Entretanto, os eventos desse jogo psicótico parecem não surtir muito efeito nas Chanels: afinal, depois de mais uma vez estarem à beira de um mortal abismo, elas recebem a visita de sua favorita personalidade televisiva, a Dra. Scarlett Lovin (a presença muito bem-vinda, apesar de breve, de Brooke Shields). A graça aqui é que Lovin quer que as Chanels e o Dr. Holt (John Stamos) realizem a primeira cirurgia da TV aberta no Hospital C.U.R.E. – bem, mais especificamente no programa Lovin The D. Como bem sabemos, trejeitos do comportamento humano são elevados ao extremo, e a idolatria com celebridades não poderia passar batido: todas as personagens gritam em uníssono “SIM” e quase caem aos pés de Scarlett, mas Holt as relembra de que elas não são reais estudantes de Medicina. A deixa não poderia ser mais clara: elas teriam horas para se preparar ao MCATs, os exames médicos mais difíceis da humanidade – e deveriam passar com uma pontuação relativamente aceitável para continuarem trabalhando como residentes.

Enquanto as Chanels correm para encontrar um modo de colar – quer dizer, estudar – Hester convoca uma “reunião extraordinário de homicídios”, permitindo a cada um dos Green Meanies recontar o número de pessoas que mataram nas instalações. Não surpreendentemente, Cascade tem o maior número de cadáveres em sua lista, devido ao fato de estar há mais tempo no C.U.R.E. e todo aquele papo sobre “minha mãe quer que eu mate todas as pessoas daqui”. O que poderia ser uma assembleia sobre os maiores egos da turma homicida se transforma em um jogo de apostas divertido e dinâmico sobre quem terá a honra de ver Chanel agonizar até a morte.

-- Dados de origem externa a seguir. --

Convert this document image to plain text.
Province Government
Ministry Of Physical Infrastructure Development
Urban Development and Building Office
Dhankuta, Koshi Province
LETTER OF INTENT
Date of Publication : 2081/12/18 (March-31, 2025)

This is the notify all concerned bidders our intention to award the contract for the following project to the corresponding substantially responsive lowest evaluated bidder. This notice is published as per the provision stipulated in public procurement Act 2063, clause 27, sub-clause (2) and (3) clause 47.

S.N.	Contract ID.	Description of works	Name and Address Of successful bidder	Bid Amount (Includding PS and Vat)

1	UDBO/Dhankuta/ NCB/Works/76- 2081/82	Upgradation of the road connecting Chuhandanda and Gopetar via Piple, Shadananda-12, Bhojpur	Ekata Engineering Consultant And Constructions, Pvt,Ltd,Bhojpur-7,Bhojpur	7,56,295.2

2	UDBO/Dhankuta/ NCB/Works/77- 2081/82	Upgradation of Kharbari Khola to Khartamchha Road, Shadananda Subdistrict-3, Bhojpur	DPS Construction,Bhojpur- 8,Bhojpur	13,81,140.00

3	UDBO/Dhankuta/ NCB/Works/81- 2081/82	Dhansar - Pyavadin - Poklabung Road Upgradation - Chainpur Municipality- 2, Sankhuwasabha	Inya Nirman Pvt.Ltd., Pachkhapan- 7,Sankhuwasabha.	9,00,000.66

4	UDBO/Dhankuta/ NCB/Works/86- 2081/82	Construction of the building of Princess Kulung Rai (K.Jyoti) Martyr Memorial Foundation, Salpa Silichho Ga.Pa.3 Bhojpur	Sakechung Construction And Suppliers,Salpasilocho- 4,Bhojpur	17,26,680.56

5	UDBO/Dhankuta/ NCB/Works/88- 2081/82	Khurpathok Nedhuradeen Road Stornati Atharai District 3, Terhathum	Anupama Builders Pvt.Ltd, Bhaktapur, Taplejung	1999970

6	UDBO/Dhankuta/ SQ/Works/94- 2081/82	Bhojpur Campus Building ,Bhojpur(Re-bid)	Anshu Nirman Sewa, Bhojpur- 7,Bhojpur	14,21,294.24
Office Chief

Enquanto os planos sanguinolentos continuam, o trio de garotas se preocupa com algo a mais: em conluio com Dr. Holt e Dr. Cascade, Chanel e Chanel #3 conseguem passar no teste com louvor, mas é #5 (Abigail Breslin) quem rouba a atenção. Sabemos que sua personalidade fútil e ansiosa é capaz de tirar as pessoas mais calmas do sério, mas não conseguimos deixar de torcer pela personagem quando ela revela ter estudado o máximo que pôde, sendo aprovada no teste por mérito próprio. “Eu sou um gênio e ninguém liga”, ela comenta, totalmente abalada e desprezada por suas “amigas”. Realmente, se há alguém que merece um final feliz em Scream Queens é #5 – afinal, ela quase foi morta três vezes e sempre voltou à ativa com sua personalidade contraditória e por vezes irritante.

Apesar de alguns pontos positivos, a série ainda continua caindo no excessivo uso de subtramas desinteressantes e desnecessárias, como a mão assassina de Holt. Confesso que a história por trás do transplante chamou a atenção no começo da temporada, mas depois de ter um episódio inteiro dedicado a ela, percebi que a expectativa era muito alta para… Nada. Até mesmo a aparição de novas Chanels não foi capaz de resgatar o clima de suspense e mistério existente no ano de estreia da série. O único fator capaz de amarrar essa profusão desenfreada foi o planejamento da morte de Oberlin.

É bem provável que o season finale não nos apresente uma conclusão absoluta já que o cancelamento não é oficial. Se tiverem sido espertos, o trio de criadores encerrou toda a vida útil daqueles personagens e voltaríamos para um ano três com tudo recomeçando do zero. Mesmo com todos os seus problemas, Scream Queens não é uma produção óbvia, previsível ou irrelevante. Sua presença na programação seria fantástica por mais algum tempo, mas não posso culpar aqueles que já estejam decididos a parar. Essa é uma boa ideia presa a elementos nocivos, infelizmente.